JICA suggests that the international society should promptly take appropriate and sufficient climate change measures, otherwise a number of consequences like increased damage from natural disasters and infectious diseases, a shortage of natural resources, shortage of food, a decrease in or loss of species and natural ecosystems, the loss of coastal land due to sea level rise and a massive shock to the global economy is likely to happen.

Climate change mitigation and adaptation are considered as the appropriate way of addressing the challenges. The World Wide Fund for Nature (WWF) defines ‘climate change mitigation’ as ‘avoiding and reducing emissions of heat-trapping greenhouse gases into the atmosphere to prevent the planet from warming to more extreme temperatures’. The UN IPCC defines ‘adaptation’ as the ‘adjustment in natural or human systems in response to actual or expected climatic stimuli or their effects, which moderates harm or exploits beneficial opportunities’. Scientists’ view that the more we reduce emissions right now, the easier it will be to adapt to the changes we can no longer avoid.

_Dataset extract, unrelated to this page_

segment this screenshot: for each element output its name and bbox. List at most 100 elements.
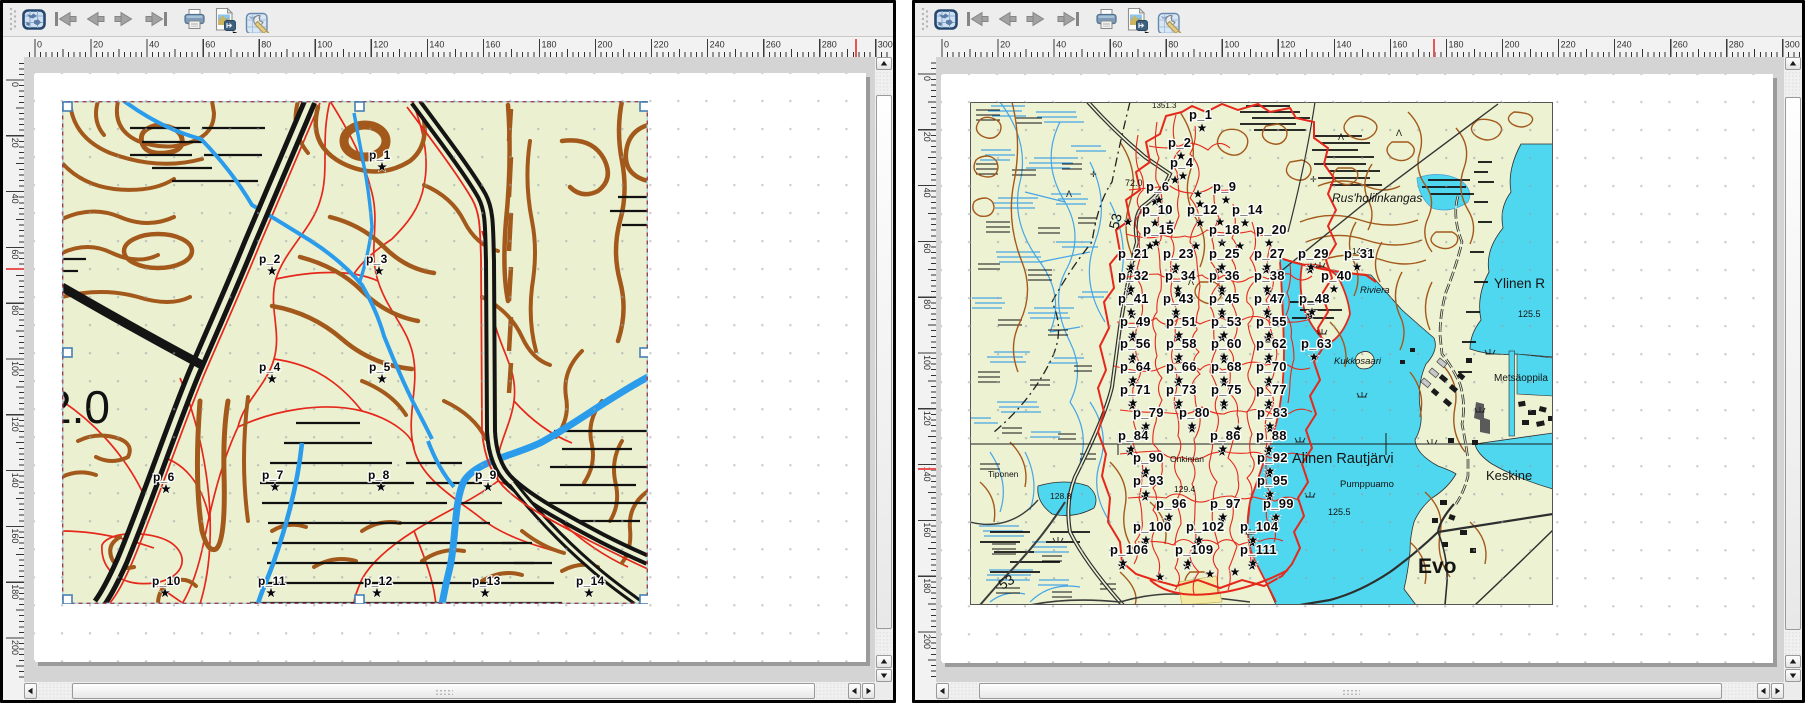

The climate and energy policy framework of the European Commission sets three key ambitious targets for 2030 - at least 40 per cent cuts in greenhouse gas emissions from 1990 levels, at least 32 per cent share for renewable energy and at least 32.5 per cent improvement in energy efficiency.

Bangladesh is one of the most densely populated countries in the world, with approximately 1,203 people per square kilometre (World Bank 2015). It is one of the most vulnerable countries to climate change where about two-thirds of its land area is prone to river and rainwater flooding, and its coastlines are exposed to storm surges and tidal flooding (Zamudio & Parry 2016). Scientific study shows that the mean annual temperature of Bangladesh has risen by 0.016°C per year from 1977 to 2008 (Zamudio & Parry 2016). ‘Bangladesh Climate Change Strategy and Action Plan 2009’ has prioritised the needs of the poor and vulnerable, including women and children in all activities. Food security, social protection and health are given due attention to ensure that the poorest and most vulnerable in society, including women and children, are protected from climate change and that all programs focus on the needs of this group.

We envisage a green world, free from hunger and all sorts of discrimination. We must rethink the way we produce and consume energy, food, and water; protect the world’s forests; and help people prepare for a changing world. Developing sustainable consumption and production habits; reducing dependency on fossil fuel; expanding the use of renewable energy; lessening of food loss and food waste; reducing and recycling of waste; ensuring safe use of chemicals, efficient use of water and energy, massive plantation and risk-informed development are indispensable for being green. Most importantly, awareness building at all levels is paramount to mitigate the global challenge posed by climate change.

 

The writer is a member, Chartered Institute of Procurement and Supply (CIPS), UK.